A: Use two threads synchronized on a shared lock. The odd-printer checks if the number is odd, prints, increments, and notifies the even-printer. The even-printer does the same for even numbers. Both use wait() when it's not their turn. A shared volatile counter tracks the current number.
Q2: How do you implement a thread-safe singleton?
A: Use double-checked locking with volatile: private static volatile Singleton instance; and in getInstance(): check null, synchronize, check null again, create. Or simpler: use enum singleton (Bill Pugh) or static inner class holder pattern which leverages JVM class loading guarantees.
Q3: What is the Producer-Consumer problem and its solutions?
A: Producers add items to a shared buffer, consumers remove them. The buffer has limited capacity. Solutions: (1) wait/notify with synchronized — manual and error-prone. (2) BlockingQueue — handles all synchronization internally (best). (3) Semaphores — count-based signaling. (4) Lock + Condition — more flexible than synchronized.
Q4: What is a CountDownLatch and when do you use it?

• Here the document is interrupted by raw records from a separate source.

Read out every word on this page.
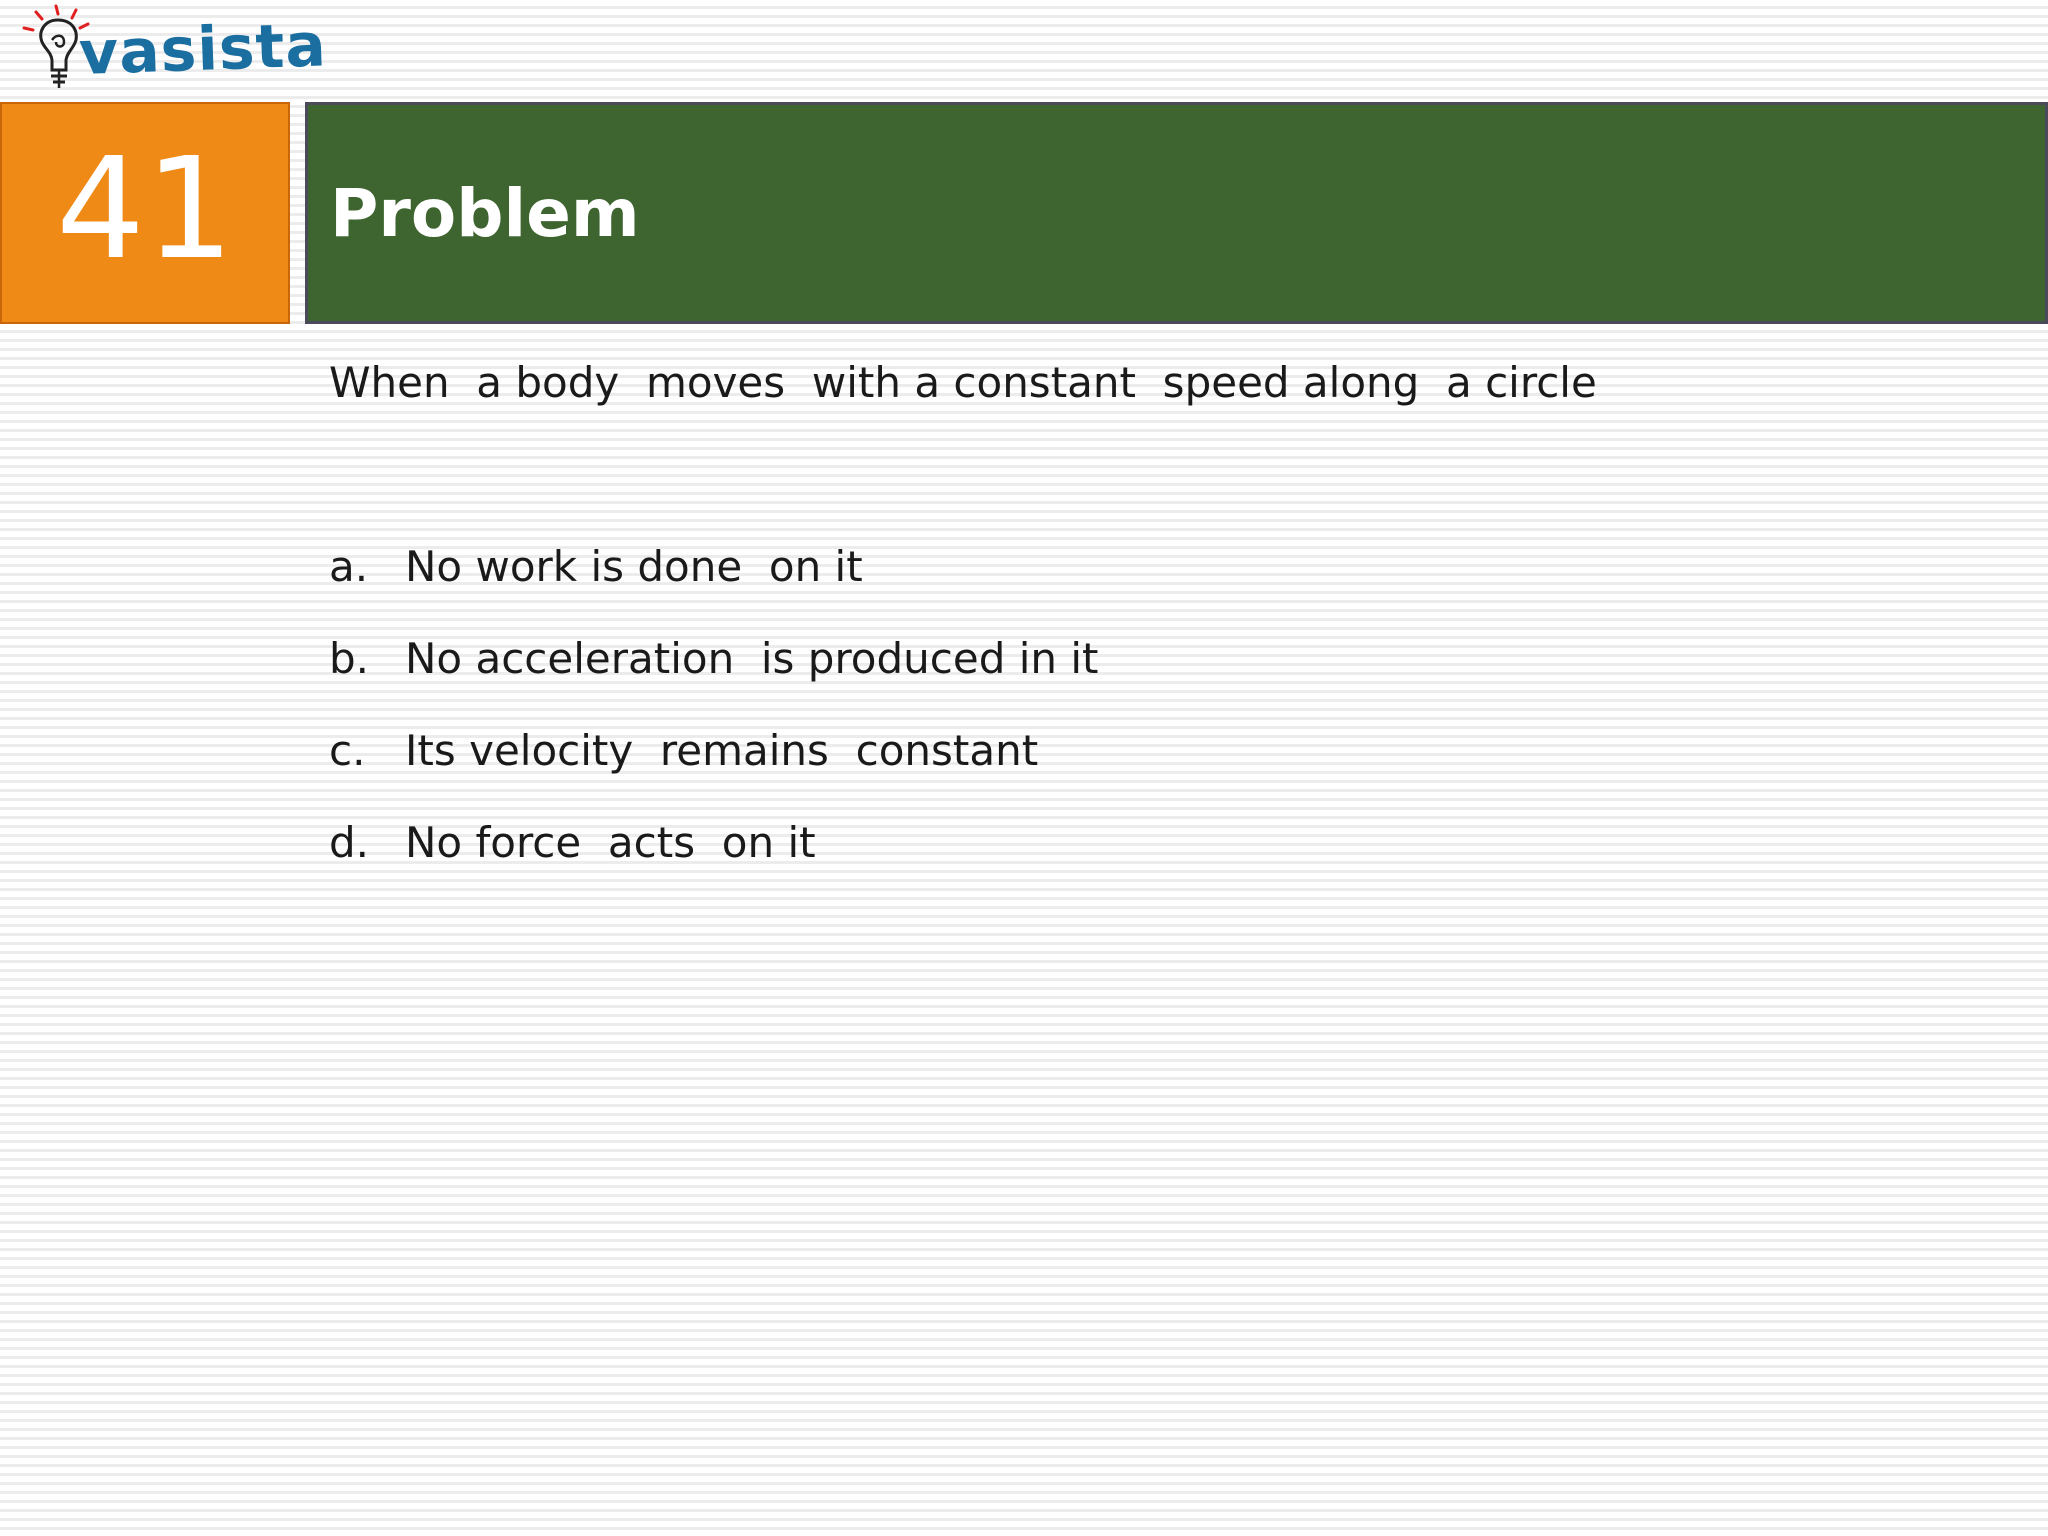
vasista
41 Problem
When  a body  moves  with a constant  speed along  a circle

a.

No work is done  on it

b.

No acceleration  is produced in it

c.

Its velocity  remains  constant

d.

No force  acts  on it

A: CountDownLatch lets one or more threads wait until a set of operations in other threads complete. Initialize with a count; waiting threads call await(). Worker threads call countDown() when done. When count reaches zero, all waiting threads proceed. Use for: "wait for N services to start", "wait for all parts to complete".
Q5: How do you detect and resolve deadlocks?

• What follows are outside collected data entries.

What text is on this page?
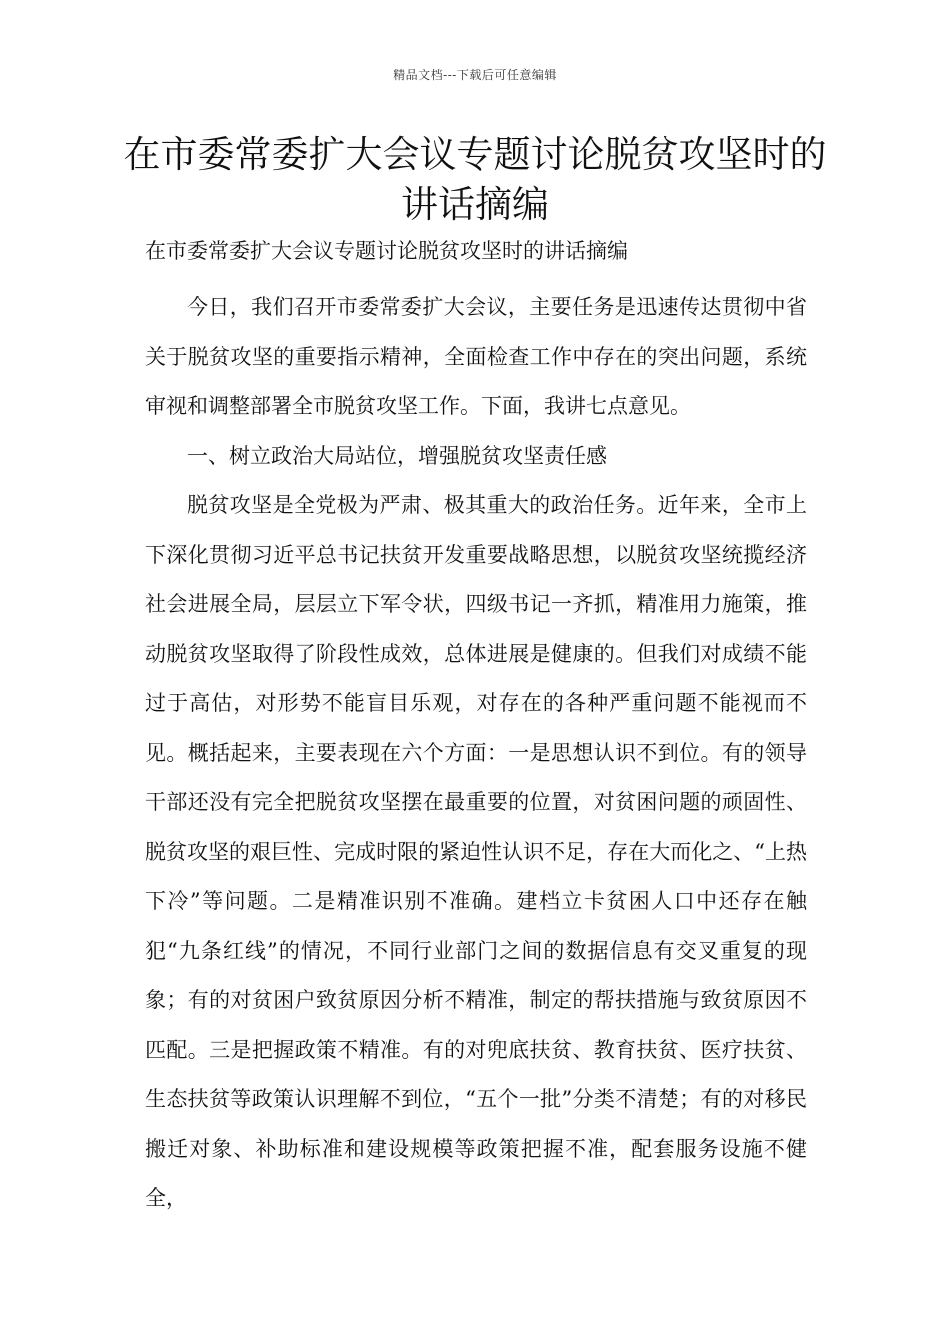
精品文档---下载后可任意编辑
在市委常委扩大会议专题讨论脱贫攻坚时的讲话摘编

在市委常委扩大会议专题讨论脱贫攻坚时的讲话摘编

今日，我们召开市委常委扩大会议，主要任务是迅速传达贯彻中省关于脱贫攻坚的重要指示精神，全面检查工作中存在的突出问题，系统审视和调整部署全市脱贫攻坚工作。下面，我讲七点意见。

一、树立政治大局站位，增强脱贫攻坚责任感

脱贫攻坚是全党极为严肃、极其重大的政治任务。近年来，全市上下深化贯彻习近平总书记扶贫开发重要战略思想，以脱贫攻坚统揽经济社会进展全局，层层立下军令状，四级书记一齐抓，精准用力施策，推动脱贫攻坚取得了阶段性成效，总体进展是健康的。但我们对成绩不能过于高估，对形势不能盲目乐观，对存在的各种严重问题不能视而不见。概括起来，主要表现在六个方面：一是思想认识不到位。有的领导干部还没有完全把脱贫攻坚摆在最重要的位置，对贫困问题的顽固性、脱贫攻坚的艰巨性、完成时限的紧迫性认识不足，存在大而化之、“上热下冷”等问题。二是精准识别不准确。建档立卡贫困人口中还存在触犯“九条红线”的情况，不同行业部门之间的数据信息有交叉重复的现象；有的对贫困户致贫原因分析不精准，制定的帮扶措施与致贫原因不匹配。三是把握政策不精准。有的对兜底扶贫、教育扶贫、医疗扶贫、生态扶贫等政策认识理解不到位，“五个一批”分类不清楚；有的对移民搬迁对象、补助标准和建设规模等政策把握不准，配套服务设施不健全，
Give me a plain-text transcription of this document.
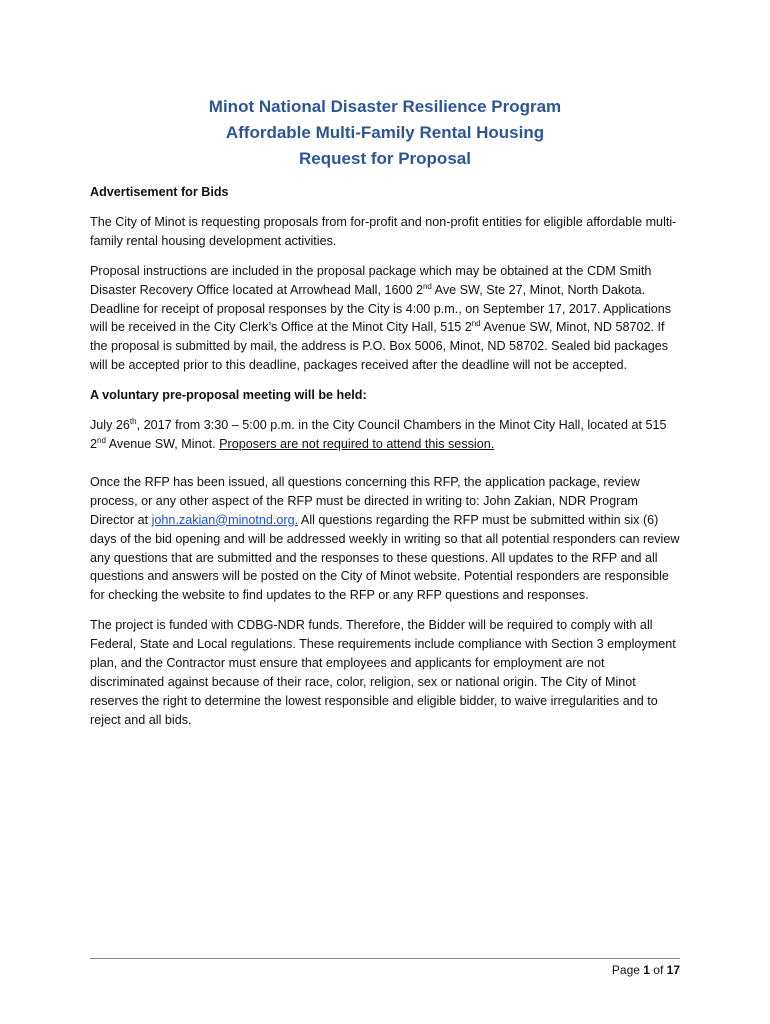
Minot National Disaster Resilience Program
Affordable Multi-Family Rental Housing
Request for Proposal
Advertisement for Bids

The City of Minot is requesting proposals from for-profit and non-profit entities for eligible affordable multi-family rental housing development activities.

Proposal instructions are included in the proposal package which may be obtained at the CDM Smith Disaster Recovery Office located at Arrowhead Mall, 1600 2nd Ave SW, Ste 27, Minot, North Dakota. Deadline for receipt of proposal responses by the City is 4:00 p.m., on September 17, 2017. Applications will be received in the City Clerk’s Office at the Minot City Hall, 515 2nd Avenue SW, Minot, ND 58702. If the proposal is submitted by mail, the address is P.O. Box 5006, Minot, ND 58702. Sealed bid packages will be accepted prior to this deadline, packages received after the deadline will not be accepted.

A voluntary pre-proposal meeting will be held:

July 26th, 2017 from 3:30 – 5:00 p.m. in the City Council Chambers in the Minot City Hall, located at 515 2nd Avenue SW, Minot. Proposers are not required to attend this session.

Once the RFP has been issued, all questions concerning this RFP, the application package, review process, or any other aspect of the RFP must be directed in writing to: John Zakian, NDR Program Director at john.zakian@minotnd.org. All questions regarding the RFP must be submitted within six (6) days of the bid opening and will be addressed weekly in writing so that all potential responders can review any questions that are submitted and the responses to these questions. All updates to the RFP and all questions and answers will be posted on the City of Minot website. Potential responders are responsible for checking the website to find updates to the RFP or any RFP questions and responses.

The project is funded with CDBG-NDR funds. Therefore, the Bidder will be required to comply with all Federal, State and Local regulations. These requirements include compliance with Section 3 employment plan, and the Contractor must ensure that employees and applicants for employment are not discriminated against because of their race, color, religion, sex or national origin. The City of Minot reserves the right to determine the lowest responsible and eligible bidder, to waive irregularities and to reject and all bids.

Page 1 of 17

A: Detection: Thread dumps (jstack), JMX MXBeans, IDE debuggers. Prevention: (1) Lock ordering — always acquire in same order. (2) Timeout — tryLock(timeout). (3) Single lock for all resources. (4) Avoid nested synchronization. Resolution: Kill one thread, restart with backoff, or redesign to eliminate circular wait.
Q6: What is the difference between CyclicBarrier and CountDownLatch?
A: CountDownLatch: one-time use, count doesn't reset, waiting threads unblock when count reaches zero. CyclicBarrier: reusable, resets after all threads arrive, all threads wait for each other at the barrier point. Use CountDownLatch for "wait for N events"; CyclicBarrier for "all threads meet at checkpoint, then proceed together".
Q7: How do you implement a thread pool from scratch?
A: Create a BlockingQueue for tasks, create N worker threads that loop calling queue.take() and execute the Runnable. The thread pool class offers submit(Runnable) which calls queue.put(). Add shutdown logic (poison pills or interrupt), rejected execution handling, and optionally a results Future mechanism.
Q8: What is the Fork/Join framework?
A: Fork/Join (Java 7+) is designed for recursive divide-and-conquer parallelism. Tasks extend RecursiveTask<V> or RecursiveAction. Large tasks fork() subtasks, then join() results. Uses work-stealing — idle threads steal tasks from busy threads' queues. Ideal for: merge sort, parallel array operations, recursive computations.
Q9: How do you handle exceptions across multiple threads?
A: (1) Thread.setUncaughtExceptionHandler() for unexpected exceptions. (2) With ExecutorService, future.get() wraps exceptions in ExecutionException. (3) CompletableFuture provides exceptionally() and handle(). (4) For thread groups, set a group-level handler. Always log exceptions — silent thread death is hard to debug.
Q10: What is a Semaphore and when do you use it?
A: Semaphore controls access to a limited number of resources (permits). acquire() gets a permit (blocks if none available), release() returns a permit. Use for: connection pools (limit concurrent connections), rate limiting, bounded resource access. Unlike locks, semaphores can be released by a different thread than the acquirer.